Time is my nemesis right now, and writing forces me to just deal with the fact that life is moving so much quicker than I realize, and certainly much too much for my liking. So I just avoid, because somehow stifling the emotions is easier that way.
However, now school is upon me. Jason and Justine start tomorrow, probably a mundane act for one and partial social excitement for the other. I am agonizing over all of this while trying to smile through what I know will arrive in a blink of one eye.
Two weeks from now, I'll drop off Mason for his first day of preschool. I keep faking my excitement, because he's timid and shy at best so I am doing my best to give it the college try at being happy for him leaving home officially for the first time. I'm even doing a crappier job facing myself in the mirror.
I knew this time would come. Four years ago it seemed so far off for me to even fathom. It was light years away, and I told myself I would do everything I could to make certain I did the most with the time I had with my kids. It's been hard. It's been challenging. Mothering has brought me to my knees on more occasions than I can recollect. I've been at the mercy of my kids temperament but also to their candid hearts.
I've selfishly had them all to myself for four years. Now I have to accept that opening their world a little more means letting go ever so gently, and it is inexplicably difficult. Opportunities abound for Mason, and I can't wait to see how his mind will fill with questions and curiosity; growth will be a strong factor for him this year for certain. I also know school will obviously continue from here on out until he's ready to leave home.

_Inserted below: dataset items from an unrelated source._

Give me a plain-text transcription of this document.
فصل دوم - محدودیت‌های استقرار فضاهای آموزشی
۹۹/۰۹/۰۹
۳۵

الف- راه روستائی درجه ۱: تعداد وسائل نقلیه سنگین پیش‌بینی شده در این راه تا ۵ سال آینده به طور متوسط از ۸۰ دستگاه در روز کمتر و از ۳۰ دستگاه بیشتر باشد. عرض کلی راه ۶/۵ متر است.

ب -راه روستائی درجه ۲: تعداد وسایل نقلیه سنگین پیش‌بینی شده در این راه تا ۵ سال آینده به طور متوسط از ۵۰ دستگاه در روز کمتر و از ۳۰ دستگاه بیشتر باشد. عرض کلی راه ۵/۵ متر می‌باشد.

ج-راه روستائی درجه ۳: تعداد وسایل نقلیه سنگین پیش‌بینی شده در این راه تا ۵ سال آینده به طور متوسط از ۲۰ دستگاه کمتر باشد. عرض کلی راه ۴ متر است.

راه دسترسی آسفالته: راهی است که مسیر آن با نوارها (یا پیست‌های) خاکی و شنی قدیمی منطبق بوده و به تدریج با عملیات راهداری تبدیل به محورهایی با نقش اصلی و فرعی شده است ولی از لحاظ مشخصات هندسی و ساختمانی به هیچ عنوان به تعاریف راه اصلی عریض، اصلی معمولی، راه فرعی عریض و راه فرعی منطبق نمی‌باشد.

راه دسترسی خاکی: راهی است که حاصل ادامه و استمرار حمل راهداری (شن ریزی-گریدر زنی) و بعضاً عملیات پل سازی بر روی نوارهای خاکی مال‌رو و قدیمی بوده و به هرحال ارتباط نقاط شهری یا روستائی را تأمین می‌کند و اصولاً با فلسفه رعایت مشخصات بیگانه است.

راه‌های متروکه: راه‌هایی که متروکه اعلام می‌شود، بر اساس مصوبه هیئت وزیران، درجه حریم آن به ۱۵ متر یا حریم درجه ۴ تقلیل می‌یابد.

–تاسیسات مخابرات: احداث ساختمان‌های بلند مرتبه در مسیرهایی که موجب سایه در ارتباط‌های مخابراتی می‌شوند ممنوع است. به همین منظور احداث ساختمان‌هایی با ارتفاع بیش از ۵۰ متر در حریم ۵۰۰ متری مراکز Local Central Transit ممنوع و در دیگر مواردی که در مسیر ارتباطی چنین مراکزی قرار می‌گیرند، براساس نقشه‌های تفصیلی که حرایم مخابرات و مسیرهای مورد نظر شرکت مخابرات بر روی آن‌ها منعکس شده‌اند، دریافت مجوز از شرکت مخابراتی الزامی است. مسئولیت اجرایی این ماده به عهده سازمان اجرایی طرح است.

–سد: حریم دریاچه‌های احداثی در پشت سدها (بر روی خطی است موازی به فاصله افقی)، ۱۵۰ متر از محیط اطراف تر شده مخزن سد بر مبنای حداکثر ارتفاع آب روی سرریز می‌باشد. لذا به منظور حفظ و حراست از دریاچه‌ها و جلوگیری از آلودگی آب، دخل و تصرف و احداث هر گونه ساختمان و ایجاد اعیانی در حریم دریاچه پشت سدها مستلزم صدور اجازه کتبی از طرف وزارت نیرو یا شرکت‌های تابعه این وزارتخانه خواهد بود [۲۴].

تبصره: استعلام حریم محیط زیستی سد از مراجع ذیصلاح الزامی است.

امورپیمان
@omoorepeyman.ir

Letting go is a principle of motherhood I constantly struggle with.... and for an avid reader and google searcher, for the life of me I cannot find a book to support me through this transition. I want a quick fix. If I can find that book entitled something to the effect of "Mending your heart when your little one goes to school: a How-To Manual for restructuring your own identity apart from your child who is growing up", I would be good. It would give me solace in knowing there are so many other women and men out there channeling the same emotions of letting go, so many in fact, it was necessary to publish a book about coping with the aftermath.
I guess I'm just looking for a way to get past this... this idea that I still hear the words of Louis Armstrong crooning "Wonderful World" over the stereo of our living room while I rocked Mason in his newborn swaddled blanket a few days after we brought him home from the hospital, a day that was nearly four years ago, but is crystal in my mind. I remember that exhilarating, unparalleled feeling of being a mom for the first time as clearly as I recall Mason chasing me with the football this evening attempting to tackle me.
I am loving this age, and all that approaches in the bright future for these crazy, unruly boys, but I would be oozing with lies if I told you I didn't miss their baby days, or that I didn't want to transport back to their time of crawling and babbling for just a moment. I know I have quite a while until I have to let go... like, really, cut the cord.
But for now, Mason tells me his college is going to be right next to Daddy's school, so maybe it won't be so bad after all.